A recent crossword question in the local freebie newspaper was “Internationally renown fashion show staged annually in Wellington” and the answer, “WOW” (World of Wearable art.) Several points arise.
First, to clarify this, the WOW annual show pulls hordes of provincial middle-aged madwomen into the capital each year, to the delight of hotels and restaurants. It consists of models parading dressed as pumpkins and such-like absurdities but there’s certainly no “art” involved, and absolutely nothing wearable, rather it’s simply silliness for simpletons. So be it if it makes them happy.
The cringe-making bit which gets me though, is the crossword composer’s “internationally renown” assertion. Is he serious?
The show was cancelled this year thanks to the sainted one’s edict, enforcing a monastic lifestyle. Can we assume given this “internationally renown assertion” that as a result of the cancellation, they’re mourning in Malawi, grieving in Grenada and weeping in Wyoming at this dreadful catastrophe. Or is it more probable that of the circa 8 billion people in the world, perhaps 10 foreigners, God only knows why, may be aware of this WOW event?
With our small size and remoteness we’ve always suffered from an acute sensitivity, about our significance, perfectly illustrated this year with our grossly hyperbolic newspaper claims that the world’s in awe of Jacinda.
We’ve always suffered from this inferiority complex, for that is what it is. Back in 1950 as a small boy I was dragged along by my parents and with thousands of others we stood in a park and listened to a racket by a bloke called Ken Smith, playing a bloody cornet. Why? Because he was allegedly an internationally renown cornet player, this a claim with no meaningful validity. He toured the nation pulling huge crowds, all awe-struck at his totally exaggerated international renown.

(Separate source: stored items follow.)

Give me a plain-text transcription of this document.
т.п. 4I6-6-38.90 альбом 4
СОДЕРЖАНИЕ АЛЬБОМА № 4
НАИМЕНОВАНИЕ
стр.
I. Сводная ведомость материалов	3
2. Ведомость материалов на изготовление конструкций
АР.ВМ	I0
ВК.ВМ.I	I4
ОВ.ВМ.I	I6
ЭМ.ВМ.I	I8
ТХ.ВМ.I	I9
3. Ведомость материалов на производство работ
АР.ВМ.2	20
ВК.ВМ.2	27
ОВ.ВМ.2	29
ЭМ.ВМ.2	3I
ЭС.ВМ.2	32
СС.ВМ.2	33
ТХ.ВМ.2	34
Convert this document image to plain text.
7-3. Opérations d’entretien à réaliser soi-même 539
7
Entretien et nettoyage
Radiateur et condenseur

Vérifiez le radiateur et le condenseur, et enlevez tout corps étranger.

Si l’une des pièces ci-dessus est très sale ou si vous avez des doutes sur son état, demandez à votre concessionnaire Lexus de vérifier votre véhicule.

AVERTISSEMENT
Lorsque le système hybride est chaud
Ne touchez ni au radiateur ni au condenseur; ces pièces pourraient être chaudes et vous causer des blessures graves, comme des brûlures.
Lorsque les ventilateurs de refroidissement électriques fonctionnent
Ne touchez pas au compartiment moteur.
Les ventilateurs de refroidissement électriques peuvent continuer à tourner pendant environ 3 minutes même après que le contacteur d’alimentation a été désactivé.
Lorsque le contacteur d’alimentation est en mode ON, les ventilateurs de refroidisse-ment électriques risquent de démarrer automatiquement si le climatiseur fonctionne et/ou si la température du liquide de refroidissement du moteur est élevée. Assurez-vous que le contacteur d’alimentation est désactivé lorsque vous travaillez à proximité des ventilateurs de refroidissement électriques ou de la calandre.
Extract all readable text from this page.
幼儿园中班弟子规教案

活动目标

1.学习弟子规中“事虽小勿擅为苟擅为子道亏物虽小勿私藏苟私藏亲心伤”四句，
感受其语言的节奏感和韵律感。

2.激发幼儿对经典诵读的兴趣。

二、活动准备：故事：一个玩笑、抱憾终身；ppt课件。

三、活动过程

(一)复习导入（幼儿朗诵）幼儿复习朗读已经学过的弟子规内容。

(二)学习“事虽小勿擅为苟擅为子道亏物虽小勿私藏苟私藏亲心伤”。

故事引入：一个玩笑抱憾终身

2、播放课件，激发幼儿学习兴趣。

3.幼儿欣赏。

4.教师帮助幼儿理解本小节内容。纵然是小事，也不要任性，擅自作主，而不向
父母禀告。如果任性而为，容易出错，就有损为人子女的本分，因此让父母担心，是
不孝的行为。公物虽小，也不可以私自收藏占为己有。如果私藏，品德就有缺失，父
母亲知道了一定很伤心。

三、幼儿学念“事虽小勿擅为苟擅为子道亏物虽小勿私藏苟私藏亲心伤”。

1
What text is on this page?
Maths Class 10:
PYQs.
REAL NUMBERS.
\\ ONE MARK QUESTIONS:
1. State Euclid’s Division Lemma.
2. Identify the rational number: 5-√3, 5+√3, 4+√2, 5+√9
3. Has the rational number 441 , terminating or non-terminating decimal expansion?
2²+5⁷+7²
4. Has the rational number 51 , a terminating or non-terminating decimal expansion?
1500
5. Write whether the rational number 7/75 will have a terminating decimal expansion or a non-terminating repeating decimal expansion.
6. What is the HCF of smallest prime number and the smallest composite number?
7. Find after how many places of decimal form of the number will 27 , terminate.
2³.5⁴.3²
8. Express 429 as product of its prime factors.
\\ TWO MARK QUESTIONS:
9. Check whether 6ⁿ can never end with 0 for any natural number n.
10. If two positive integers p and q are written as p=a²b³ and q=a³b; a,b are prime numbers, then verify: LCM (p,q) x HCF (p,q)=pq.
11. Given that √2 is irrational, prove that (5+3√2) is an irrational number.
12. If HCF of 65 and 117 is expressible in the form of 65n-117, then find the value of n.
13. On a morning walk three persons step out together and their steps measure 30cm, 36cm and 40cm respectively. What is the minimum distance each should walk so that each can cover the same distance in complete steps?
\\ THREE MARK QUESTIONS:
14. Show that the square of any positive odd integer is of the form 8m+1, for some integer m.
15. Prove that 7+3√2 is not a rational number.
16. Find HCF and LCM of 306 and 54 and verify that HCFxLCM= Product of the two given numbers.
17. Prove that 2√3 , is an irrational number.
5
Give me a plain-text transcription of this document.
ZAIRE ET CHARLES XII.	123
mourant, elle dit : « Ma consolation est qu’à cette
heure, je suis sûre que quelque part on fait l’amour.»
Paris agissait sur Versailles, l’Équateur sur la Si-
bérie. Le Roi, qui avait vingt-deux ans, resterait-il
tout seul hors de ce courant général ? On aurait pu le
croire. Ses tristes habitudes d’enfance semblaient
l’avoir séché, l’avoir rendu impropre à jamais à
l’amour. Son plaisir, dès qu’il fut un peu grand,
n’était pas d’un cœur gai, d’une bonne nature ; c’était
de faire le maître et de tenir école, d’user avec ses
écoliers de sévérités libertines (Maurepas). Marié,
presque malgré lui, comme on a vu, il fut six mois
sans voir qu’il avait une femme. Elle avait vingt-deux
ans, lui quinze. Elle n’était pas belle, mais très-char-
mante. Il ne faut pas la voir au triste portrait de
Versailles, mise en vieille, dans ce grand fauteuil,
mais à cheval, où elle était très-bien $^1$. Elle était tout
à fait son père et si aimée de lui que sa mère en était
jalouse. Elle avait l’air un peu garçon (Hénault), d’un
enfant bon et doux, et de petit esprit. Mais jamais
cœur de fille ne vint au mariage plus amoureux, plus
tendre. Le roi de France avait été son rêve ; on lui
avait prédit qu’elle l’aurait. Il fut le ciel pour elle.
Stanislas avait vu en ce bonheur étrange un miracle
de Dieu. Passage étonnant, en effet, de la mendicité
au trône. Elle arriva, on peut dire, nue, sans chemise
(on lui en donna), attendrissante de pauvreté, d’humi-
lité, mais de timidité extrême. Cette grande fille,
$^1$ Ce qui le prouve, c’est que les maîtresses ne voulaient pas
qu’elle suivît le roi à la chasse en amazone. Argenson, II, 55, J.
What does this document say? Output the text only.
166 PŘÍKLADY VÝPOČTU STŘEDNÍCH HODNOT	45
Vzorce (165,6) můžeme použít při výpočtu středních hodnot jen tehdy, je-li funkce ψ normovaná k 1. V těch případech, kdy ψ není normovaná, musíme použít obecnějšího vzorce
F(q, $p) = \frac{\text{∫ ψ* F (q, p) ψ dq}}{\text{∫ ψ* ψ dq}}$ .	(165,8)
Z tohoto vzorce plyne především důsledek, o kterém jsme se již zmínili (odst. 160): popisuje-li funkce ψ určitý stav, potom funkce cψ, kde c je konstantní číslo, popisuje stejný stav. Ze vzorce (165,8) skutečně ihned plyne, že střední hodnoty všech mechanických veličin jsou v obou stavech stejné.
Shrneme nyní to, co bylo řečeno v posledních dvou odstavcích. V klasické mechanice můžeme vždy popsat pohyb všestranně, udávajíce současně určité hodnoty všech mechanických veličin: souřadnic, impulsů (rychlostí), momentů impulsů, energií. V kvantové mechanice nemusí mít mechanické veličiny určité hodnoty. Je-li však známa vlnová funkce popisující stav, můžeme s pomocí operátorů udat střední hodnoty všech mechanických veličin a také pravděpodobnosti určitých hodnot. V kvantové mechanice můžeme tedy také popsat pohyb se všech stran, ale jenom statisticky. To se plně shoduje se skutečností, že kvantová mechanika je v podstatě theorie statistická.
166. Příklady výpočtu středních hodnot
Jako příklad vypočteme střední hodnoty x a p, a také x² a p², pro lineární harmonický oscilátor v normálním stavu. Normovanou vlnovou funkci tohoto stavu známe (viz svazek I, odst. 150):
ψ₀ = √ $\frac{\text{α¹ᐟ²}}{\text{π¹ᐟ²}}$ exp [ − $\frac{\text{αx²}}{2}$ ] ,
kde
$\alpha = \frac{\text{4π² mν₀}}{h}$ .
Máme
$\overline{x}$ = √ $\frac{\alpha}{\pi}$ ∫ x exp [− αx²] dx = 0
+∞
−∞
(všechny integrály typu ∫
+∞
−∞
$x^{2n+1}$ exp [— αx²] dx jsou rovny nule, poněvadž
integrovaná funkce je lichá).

We’ve grown up since and today, far from embarking on a free national tour and pulling tens of thousands of sufferers, he’d be prosecuted for disturbing the peace, and rightly so.
Three years on in 1953, again with my family, we stood on Parliament grounds with thousands of others and cheered when Prime Minister Syd Holland emerged with the Queen and Duke and announced a New Zealander had conquered Everest.
Today, the Queen turning out might pull at best 20 deranged old ladies. Most of us would say Ed Hilary was our most famous product. Nowadays, each year, thousands of people, God only knows why, are escorted up to the top of Everest and Ed’s feat has lost its lustre. It’s a nice earner for Nepal though, if I had such an urge, I’d hire a helicopter.
Kiri is internationally known in opera circles, so too the All Blacks in sporting circles. Otherwise we’re rightly insignificant. But note this. In an article on New Zealand in the weekend Financial Times a month back, a columnist remarked on our safe haven (from the virus) advantages, a point lost on our government, thus its absurdly damaging dictatorial over-reaction.
But the article went on to point out that we’re a fairly dull, low wage nation and as a consequence our best and brightest, specifically an eighth of our population, is lost abroad, never to return. It’s true. New Zealand born people in all fields of achievement, can be found literally everywhere nowadays, never to return.
This is a third world nation phenomenon, most notably in the medical field. Britain’s vaunted National Health Service would collapse without its foreign-born doctors (50%) while its nurses comprise about 60% foreign born girls. Well, we’re no different, exporting our best talent, and kidding ourselves we’re a source of envy. What to do about it, you ask?
John Key wanted to make us an international banking centre, based in Auckland. With Hong Kong in trouble that might possibly work although I doubt it as the bankers would refuse to come. We saw that illustrated during the Brexit battle. London’s vociferous Remainder faction constantly warned Britain would lose this principal foreign exchange earner to Frankfurt, Paris and Zurich. In fact, what happened was the bankers refused to shift, excepting Paris, on the grounds of boredom. With Paris, punitive taxes and oppressive regulations made that destination a non-starter.
So we’re essentially a rather bland breeding ground of talent for the rest of the world. Does it matter? Probably not, but it does lead to a compensatory self-delusion, illustrated by the ridiculous claim that the World of Wearable Art event is world famous.